A comparison of auto industries: China's government supports its auto firms in growth and development while the US government only rescues its auto firms from bankruptcy. (Right?)
For the past several weeks, I have been plowing through this nearly complete set of China Automotive Industry Yearbooks, tracing China's auto policy since the early 1980s.
Toward the end of the 1990s, I began to see references to a supposed US government program the Chinese call "新一代汽车伙伴计划" (literally translated: "new generation vehicle partnership plan"). My first thought was, they have to be making this up to justify their own intervention in the auto industry. The US government does not intervene in the auto industry -- or at least it didn't until it had to rescue GM and Chrysler last year. Before that, the only other time was to rescue Chrysler (the first time) in the early '80s.
After seeing several references to this program and another one they called "自有汽车" (Freedom car? Seriously?), I decided I had to find out what this was all about. What I learned was that the US government has indeed established partnerships with the former "Big 3" American automakers to develop new vehicle technologies.
The first one "Partnership for a New Generation of Vehicles" (PNGV) was started in 1993 under the Clinton administration and, according to this article at Wikipedia, resulted in the development of some useful technologies that made vehicles lighter and more efficient. The program also resulted in diesel-burning cars built by each of the Big 3 that were able to get at least 72 miles per gallon. (You never heard of this? Funny. Neither had I.)

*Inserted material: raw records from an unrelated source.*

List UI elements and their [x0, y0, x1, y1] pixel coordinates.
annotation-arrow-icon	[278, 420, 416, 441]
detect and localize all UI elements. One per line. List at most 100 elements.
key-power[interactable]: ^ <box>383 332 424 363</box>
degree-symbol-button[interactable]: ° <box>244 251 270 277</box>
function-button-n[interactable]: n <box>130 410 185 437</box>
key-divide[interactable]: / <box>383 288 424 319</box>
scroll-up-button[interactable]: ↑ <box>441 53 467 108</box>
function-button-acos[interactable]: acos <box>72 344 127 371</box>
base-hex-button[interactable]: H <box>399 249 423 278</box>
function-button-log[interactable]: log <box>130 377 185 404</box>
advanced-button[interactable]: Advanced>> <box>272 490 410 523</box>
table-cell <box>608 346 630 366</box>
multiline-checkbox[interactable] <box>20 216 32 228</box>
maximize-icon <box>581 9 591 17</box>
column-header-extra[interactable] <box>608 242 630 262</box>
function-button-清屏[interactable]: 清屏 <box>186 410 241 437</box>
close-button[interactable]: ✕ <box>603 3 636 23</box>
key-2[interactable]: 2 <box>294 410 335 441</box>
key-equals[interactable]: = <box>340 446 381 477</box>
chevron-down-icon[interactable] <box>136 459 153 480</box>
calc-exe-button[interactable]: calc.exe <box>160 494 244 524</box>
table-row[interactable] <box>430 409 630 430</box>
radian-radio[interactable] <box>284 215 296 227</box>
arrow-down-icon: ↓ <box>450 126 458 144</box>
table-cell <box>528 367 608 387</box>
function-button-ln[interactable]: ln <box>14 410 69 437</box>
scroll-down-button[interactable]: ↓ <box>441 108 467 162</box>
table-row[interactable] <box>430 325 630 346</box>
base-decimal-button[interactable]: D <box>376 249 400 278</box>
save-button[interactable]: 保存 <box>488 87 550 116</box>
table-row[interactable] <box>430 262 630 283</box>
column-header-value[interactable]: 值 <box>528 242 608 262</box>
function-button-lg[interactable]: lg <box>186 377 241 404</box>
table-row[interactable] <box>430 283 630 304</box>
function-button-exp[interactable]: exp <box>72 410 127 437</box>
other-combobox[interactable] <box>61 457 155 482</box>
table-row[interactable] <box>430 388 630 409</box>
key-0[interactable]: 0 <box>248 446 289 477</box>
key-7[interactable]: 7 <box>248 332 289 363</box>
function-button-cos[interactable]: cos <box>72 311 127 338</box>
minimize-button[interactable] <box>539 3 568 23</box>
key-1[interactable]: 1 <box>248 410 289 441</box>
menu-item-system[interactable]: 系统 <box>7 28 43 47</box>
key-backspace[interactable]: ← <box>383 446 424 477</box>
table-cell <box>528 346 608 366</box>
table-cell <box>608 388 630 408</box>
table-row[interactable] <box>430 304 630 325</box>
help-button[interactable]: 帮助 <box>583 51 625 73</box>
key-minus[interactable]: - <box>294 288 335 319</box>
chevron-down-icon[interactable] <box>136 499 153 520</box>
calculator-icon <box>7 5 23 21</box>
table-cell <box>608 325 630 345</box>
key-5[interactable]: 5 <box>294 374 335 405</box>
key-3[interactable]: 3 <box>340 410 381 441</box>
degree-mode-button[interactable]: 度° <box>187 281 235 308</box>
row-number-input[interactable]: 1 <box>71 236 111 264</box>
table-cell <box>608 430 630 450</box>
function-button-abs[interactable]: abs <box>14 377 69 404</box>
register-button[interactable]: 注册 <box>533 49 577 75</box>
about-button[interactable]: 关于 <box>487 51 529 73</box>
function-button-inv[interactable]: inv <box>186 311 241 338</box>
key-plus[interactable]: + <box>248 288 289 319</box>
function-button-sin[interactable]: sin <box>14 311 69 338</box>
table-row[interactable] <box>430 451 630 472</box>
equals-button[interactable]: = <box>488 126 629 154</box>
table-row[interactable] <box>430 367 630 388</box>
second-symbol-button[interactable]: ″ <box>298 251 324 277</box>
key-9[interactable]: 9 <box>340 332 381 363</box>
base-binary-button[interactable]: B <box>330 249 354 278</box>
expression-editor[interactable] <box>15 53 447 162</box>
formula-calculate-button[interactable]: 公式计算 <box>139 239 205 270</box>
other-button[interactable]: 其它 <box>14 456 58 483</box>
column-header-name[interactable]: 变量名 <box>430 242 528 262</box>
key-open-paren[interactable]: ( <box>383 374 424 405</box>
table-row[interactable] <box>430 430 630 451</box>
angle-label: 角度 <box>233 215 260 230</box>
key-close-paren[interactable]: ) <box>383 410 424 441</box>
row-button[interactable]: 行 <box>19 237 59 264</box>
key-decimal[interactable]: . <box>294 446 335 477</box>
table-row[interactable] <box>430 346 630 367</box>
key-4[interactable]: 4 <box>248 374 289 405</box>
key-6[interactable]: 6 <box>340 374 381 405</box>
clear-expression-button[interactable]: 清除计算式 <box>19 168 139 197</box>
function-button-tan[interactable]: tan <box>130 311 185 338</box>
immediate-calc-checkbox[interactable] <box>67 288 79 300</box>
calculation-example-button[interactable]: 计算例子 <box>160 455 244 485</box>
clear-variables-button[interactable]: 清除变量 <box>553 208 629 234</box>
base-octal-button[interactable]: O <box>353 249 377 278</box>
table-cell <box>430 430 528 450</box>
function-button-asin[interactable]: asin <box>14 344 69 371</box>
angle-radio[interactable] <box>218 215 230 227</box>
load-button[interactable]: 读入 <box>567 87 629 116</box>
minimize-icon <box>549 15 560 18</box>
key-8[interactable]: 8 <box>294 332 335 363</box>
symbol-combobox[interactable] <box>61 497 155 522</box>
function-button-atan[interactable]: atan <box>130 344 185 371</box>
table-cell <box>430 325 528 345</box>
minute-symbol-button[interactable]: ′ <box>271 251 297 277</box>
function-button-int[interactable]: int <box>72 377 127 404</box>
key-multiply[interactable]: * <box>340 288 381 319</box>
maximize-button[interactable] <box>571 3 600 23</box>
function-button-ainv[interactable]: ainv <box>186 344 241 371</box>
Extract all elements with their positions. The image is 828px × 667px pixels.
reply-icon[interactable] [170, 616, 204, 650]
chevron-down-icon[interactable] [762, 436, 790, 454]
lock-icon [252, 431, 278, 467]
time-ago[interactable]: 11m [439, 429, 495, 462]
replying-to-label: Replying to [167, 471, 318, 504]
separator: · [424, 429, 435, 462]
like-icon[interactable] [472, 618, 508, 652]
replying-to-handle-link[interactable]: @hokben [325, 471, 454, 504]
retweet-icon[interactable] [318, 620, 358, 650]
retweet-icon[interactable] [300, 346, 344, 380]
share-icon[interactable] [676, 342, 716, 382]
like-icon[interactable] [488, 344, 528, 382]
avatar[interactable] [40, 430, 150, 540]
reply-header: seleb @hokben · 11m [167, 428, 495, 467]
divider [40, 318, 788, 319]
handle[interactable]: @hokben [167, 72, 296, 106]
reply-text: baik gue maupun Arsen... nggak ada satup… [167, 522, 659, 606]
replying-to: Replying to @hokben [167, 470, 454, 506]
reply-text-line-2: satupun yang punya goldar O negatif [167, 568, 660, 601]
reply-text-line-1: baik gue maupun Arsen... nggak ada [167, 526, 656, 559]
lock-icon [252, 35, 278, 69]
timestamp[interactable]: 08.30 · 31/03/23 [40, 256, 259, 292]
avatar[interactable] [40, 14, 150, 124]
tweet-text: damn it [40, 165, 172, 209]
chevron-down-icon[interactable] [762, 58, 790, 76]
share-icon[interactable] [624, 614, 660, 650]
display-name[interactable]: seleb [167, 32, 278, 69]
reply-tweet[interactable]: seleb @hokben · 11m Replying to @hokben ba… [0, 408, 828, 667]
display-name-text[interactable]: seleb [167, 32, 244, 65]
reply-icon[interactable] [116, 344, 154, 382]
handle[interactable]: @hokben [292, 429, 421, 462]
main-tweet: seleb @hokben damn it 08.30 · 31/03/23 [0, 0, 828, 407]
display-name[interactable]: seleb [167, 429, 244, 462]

Curiously, this program was ended by the Bush Administration in 2001 (apparently at the request of the Big 3) and replaced with a new program called "Freedom Car". This new program dropped the focus on current technologies and began a push to make fuel-cell vehicles commercially viable.
In more recent times, I have become aware of funds have that been made available under a Department of Energy program to support the development of advanced lithium-ion batteries for electric vehicles, but my assumption had been that this was a one-off program put together under the stimulus program. However, as it turns out, I was wrong about that too. This program started in 2007, well over a year before we started to notice the economic downturn.
US government involvement in the auto industry, as it turns out, is not an aberation; it's quite the regularity. And it's not only about rescue from bankruptcy; the US government has been pushing all along for development of advanced vehicle technologies.
As is typically the case with Wikipedia articles, people with competing agendas are able to edit the pages to which I have linked above, so those articles do contain some bias. Still, it was interesting to discover that China isn't the only country whose government wants to see its automakers develop new technologies.
And I found it especially ironic that I had to learn about these US efforts from Chinese government documents.